International Day of the Girl Child
Meanwhile, on International Day of the Girl Child, learners and teachers called attention to the plight of young girls around the world. Elisa, a Chiwambo Primary School student, and Cecelia Yasin, a volunteer at the school, both had important messages to share.
Elisa dreams of becoming a nurse and has enjoyed Mary’s Meals at school since she enrolled a few years ago. Elisa explains the many hurdles she and other young girls in her area are currently confronted with.
“Young girls in our community face numerous challenges. Girls lack confidence because we are perceived as having less value and we are sometimes forced to miss school to assist with household chores. Despite all these obstacles, I look forward to coming to school every day because of the porridge.
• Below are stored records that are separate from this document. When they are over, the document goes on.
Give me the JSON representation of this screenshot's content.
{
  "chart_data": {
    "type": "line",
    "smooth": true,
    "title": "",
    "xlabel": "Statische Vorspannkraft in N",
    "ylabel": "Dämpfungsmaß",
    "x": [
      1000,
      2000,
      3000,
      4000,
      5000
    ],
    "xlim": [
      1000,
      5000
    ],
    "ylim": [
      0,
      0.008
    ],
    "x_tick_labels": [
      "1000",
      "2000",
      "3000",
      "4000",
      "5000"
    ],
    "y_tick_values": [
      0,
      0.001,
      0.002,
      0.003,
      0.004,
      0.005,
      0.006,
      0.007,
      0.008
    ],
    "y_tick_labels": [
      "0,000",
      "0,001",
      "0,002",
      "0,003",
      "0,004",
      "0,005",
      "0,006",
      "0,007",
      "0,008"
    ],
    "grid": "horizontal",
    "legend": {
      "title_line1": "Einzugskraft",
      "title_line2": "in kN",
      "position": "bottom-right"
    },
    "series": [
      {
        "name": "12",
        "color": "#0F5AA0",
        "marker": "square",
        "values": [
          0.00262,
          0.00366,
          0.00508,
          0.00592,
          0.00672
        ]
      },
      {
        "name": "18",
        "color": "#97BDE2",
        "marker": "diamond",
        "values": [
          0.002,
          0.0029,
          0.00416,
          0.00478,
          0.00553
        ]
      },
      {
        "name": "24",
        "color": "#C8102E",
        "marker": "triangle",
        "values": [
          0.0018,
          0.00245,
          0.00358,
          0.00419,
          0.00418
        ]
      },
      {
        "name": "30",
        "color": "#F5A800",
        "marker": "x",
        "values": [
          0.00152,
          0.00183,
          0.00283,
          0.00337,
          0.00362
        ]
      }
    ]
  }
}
When there is no food at home, the porridge keeps me from feeling hungry in class. I participate in class, pay attention and do well.”
Marriage under the age of 18 in Malawi is illegal, but it persists – an estimated 46% of girls are married before they turn 18 and 9% before 15 years old.
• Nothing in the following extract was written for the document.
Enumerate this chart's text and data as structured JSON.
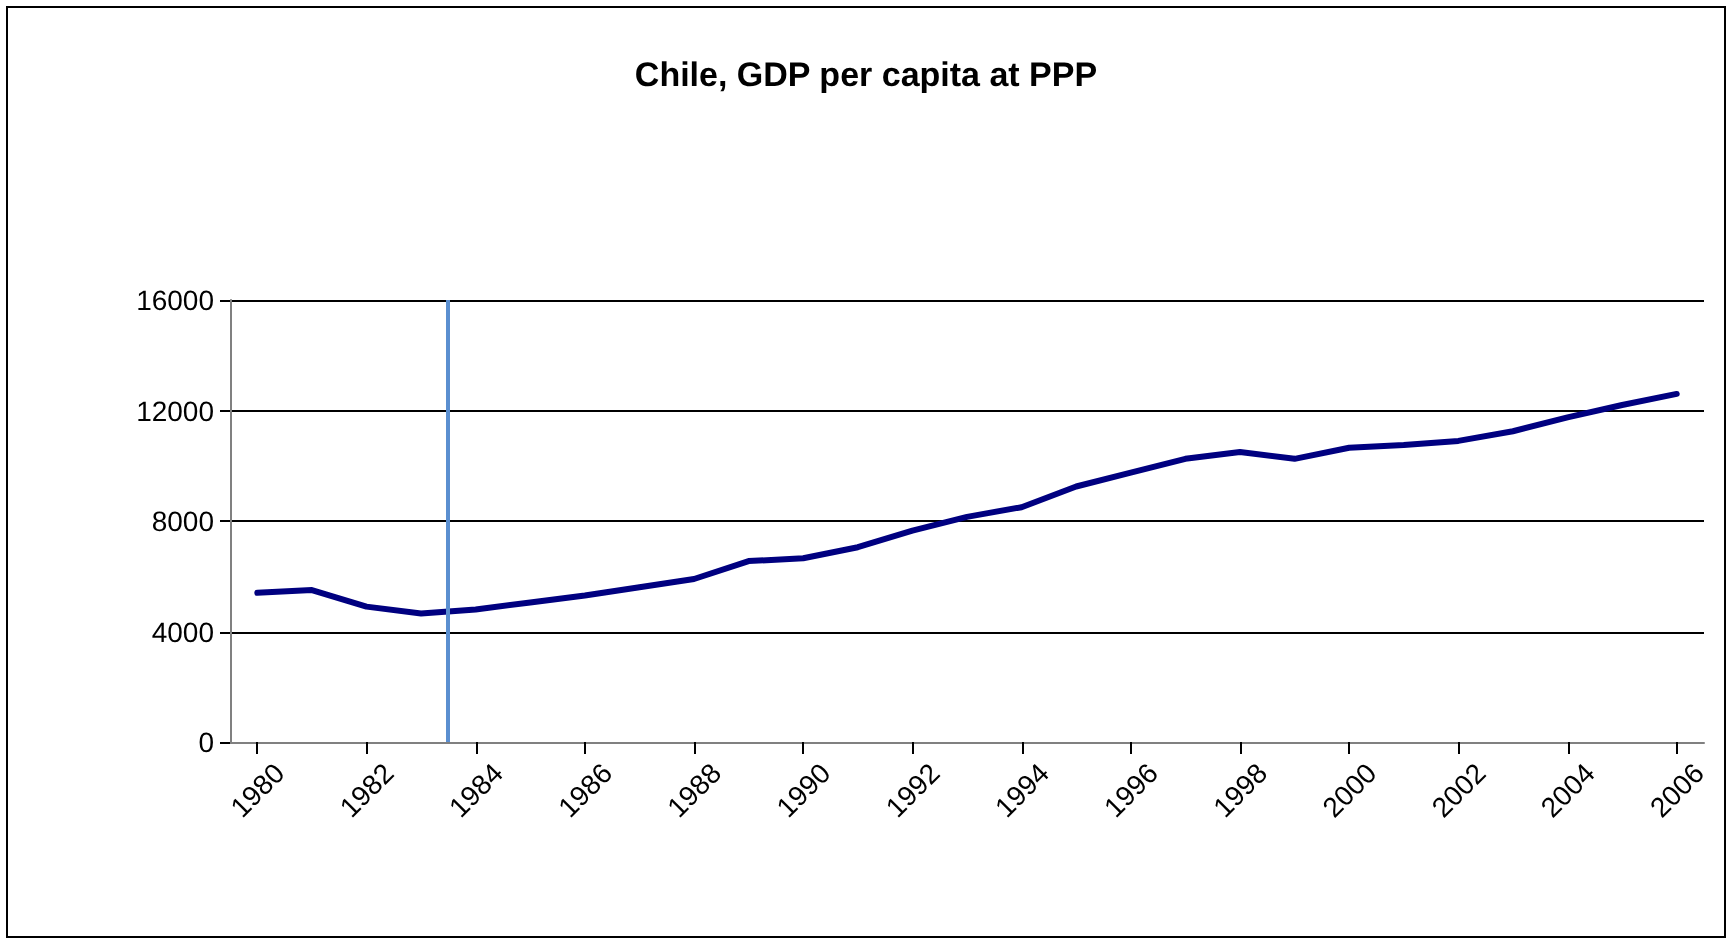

Cecelia Yasin, who serves these life-changing meals to Elisa and her classmates at Chiwambo, said large numbers of girls now complete their primary school education compared to the years preceding the arrival of Mary’s Meals.
She says: “The majority of girls in this community face various challenges. When their parents are away, some girls are left to look after the household. Most families are unable to provide food and necessities for their children and young girls see marriage as an immediate means of meeting their needs.
“With porridge, young girls are attracted to come to school and remain in school because they have an assurance of a meal – even if they leave home without eating anything. Most girls are now completing primary school unlike in the past when there was no porridge at school.”